To convey the idea that this book is fantasy, I gave Aura two of the traditional emblems of a magician; a staff and a cloak. I also posed her with one hand raised, as if she is about to cast a spell. That emphasized that A Path of Stones is a sword-and-sorcery story, heavy on the sorcery. Finally, I wanted to convey some idea of who Aura is and what the story is about. Her motto is “defend the defenseless, help the helpless, and give hope to the hopeless.” Few are more defenseless or helpless than a child, so I had her defending a child from an unseen threat.

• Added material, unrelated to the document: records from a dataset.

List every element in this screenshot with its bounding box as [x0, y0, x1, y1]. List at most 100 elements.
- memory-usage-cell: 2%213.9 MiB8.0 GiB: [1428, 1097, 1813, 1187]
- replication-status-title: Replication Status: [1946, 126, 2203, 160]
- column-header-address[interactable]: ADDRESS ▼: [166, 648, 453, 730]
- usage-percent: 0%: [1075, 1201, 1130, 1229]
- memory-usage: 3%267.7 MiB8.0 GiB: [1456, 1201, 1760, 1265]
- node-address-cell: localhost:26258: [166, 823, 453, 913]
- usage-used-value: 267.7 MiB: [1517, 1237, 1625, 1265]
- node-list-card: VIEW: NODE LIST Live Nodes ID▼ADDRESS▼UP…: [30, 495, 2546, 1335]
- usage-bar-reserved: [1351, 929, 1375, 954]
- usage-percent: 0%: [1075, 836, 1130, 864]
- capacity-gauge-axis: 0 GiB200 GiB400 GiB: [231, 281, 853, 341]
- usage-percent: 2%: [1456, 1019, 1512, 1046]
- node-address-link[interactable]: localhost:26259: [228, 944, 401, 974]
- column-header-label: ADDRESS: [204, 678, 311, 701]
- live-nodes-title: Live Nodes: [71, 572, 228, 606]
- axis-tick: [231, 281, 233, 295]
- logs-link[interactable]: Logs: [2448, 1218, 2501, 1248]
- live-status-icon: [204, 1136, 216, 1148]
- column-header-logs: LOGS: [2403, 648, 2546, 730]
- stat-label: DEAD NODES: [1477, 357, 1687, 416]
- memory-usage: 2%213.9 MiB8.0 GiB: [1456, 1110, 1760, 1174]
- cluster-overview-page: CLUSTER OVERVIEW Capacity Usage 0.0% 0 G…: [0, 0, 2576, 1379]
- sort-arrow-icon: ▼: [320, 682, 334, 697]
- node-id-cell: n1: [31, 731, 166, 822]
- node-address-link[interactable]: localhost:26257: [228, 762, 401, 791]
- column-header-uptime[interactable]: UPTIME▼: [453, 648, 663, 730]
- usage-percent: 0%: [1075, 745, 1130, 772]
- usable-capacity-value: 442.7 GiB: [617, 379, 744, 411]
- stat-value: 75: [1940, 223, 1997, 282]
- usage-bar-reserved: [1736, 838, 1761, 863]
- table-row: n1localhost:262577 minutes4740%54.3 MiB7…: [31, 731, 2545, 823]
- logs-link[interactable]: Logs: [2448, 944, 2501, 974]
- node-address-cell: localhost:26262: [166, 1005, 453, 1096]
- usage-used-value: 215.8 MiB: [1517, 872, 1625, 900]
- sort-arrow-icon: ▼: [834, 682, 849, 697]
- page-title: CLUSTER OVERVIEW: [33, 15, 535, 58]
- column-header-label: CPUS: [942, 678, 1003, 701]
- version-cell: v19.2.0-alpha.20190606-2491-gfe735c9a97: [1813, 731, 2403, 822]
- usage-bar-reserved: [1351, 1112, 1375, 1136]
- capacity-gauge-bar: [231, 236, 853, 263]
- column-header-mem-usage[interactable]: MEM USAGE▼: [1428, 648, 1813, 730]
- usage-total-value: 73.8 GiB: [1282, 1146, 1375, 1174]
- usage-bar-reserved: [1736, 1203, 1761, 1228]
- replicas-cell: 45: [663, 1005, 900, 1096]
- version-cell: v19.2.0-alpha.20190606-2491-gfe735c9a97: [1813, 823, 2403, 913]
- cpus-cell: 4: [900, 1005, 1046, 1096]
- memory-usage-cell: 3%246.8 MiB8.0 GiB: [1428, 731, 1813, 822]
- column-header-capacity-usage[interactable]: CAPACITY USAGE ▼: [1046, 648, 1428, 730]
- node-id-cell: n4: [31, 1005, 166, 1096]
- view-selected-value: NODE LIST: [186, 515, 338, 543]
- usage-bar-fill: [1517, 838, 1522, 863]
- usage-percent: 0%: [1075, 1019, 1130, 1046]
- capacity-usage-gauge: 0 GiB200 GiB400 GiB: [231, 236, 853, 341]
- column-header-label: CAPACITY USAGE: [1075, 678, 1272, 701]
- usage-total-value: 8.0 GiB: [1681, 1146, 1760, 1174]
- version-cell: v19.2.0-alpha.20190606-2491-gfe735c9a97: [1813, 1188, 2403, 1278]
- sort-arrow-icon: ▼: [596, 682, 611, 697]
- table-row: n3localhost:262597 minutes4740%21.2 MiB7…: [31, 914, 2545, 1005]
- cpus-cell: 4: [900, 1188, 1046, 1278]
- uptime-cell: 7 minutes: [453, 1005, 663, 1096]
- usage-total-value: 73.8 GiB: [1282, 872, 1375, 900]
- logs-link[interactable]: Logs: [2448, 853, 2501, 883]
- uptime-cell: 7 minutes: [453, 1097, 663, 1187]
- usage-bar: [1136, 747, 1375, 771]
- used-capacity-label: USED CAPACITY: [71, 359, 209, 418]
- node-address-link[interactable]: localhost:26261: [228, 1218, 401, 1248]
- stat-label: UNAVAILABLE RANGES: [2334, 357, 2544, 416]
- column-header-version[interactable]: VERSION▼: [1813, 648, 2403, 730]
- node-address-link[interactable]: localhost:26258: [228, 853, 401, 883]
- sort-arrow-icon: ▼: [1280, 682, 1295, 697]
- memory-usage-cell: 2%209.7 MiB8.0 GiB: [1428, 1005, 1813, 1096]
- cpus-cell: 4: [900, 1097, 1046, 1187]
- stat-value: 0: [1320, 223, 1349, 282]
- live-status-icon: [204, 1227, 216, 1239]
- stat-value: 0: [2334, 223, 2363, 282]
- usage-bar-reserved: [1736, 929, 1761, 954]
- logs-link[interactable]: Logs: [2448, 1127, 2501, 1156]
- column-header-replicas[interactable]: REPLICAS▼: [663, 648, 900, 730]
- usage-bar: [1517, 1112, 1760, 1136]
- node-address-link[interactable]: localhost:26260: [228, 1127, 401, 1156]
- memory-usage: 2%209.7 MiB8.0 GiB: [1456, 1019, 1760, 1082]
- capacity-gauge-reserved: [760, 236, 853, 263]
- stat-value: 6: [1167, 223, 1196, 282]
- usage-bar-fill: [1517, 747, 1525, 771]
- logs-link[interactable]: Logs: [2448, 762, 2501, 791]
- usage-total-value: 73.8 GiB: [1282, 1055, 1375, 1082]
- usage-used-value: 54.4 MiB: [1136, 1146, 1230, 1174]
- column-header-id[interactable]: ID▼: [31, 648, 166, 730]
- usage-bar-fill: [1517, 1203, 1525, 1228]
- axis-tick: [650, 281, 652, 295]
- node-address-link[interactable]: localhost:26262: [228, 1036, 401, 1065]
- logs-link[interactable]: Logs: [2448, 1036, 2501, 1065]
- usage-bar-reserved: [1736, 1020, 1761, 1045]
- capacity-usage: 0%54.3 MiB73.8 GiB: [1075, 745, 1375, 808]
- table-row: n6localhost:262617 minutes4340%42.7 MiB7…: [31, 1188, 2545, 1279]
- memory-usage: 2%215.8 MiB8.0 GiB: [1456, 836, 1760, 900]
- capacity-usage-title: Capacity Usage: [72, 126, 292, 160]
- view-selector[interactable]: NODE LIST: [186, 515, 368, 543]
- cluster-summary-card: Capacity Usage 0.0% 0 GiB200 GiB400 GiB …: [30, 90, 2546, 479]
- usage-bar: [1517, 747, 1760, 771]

Setting up a cover is not the same as setting up a scene to post on DeviantArt. A cover has a title and an author’s name that go somewhere. Space has to be allowed for those. The colors of the illustration cannot conflict with them, either. I spent an entire day tweaking the colors of the set to permit the title to show, and moving the camera around to avoid overlapping the figures.

Here is the result.


I like this much better. Certainly, it doesn’t match the story. It doesn’t have to. On the other hand, it actually does. I wouldn’t be able to do this if I didn’t have 3D art skills.

A 3D artist may be the cost-effective route, should you not have the funds for an illustrator or photographer, and Fiverr artists don’t have the needed resources. Many will take commissions, and be happy to collaborate on a commercial project. Their commission rates are affordable. Browse through DeviantArt, find a few 3D artists whose work you like, and contact them.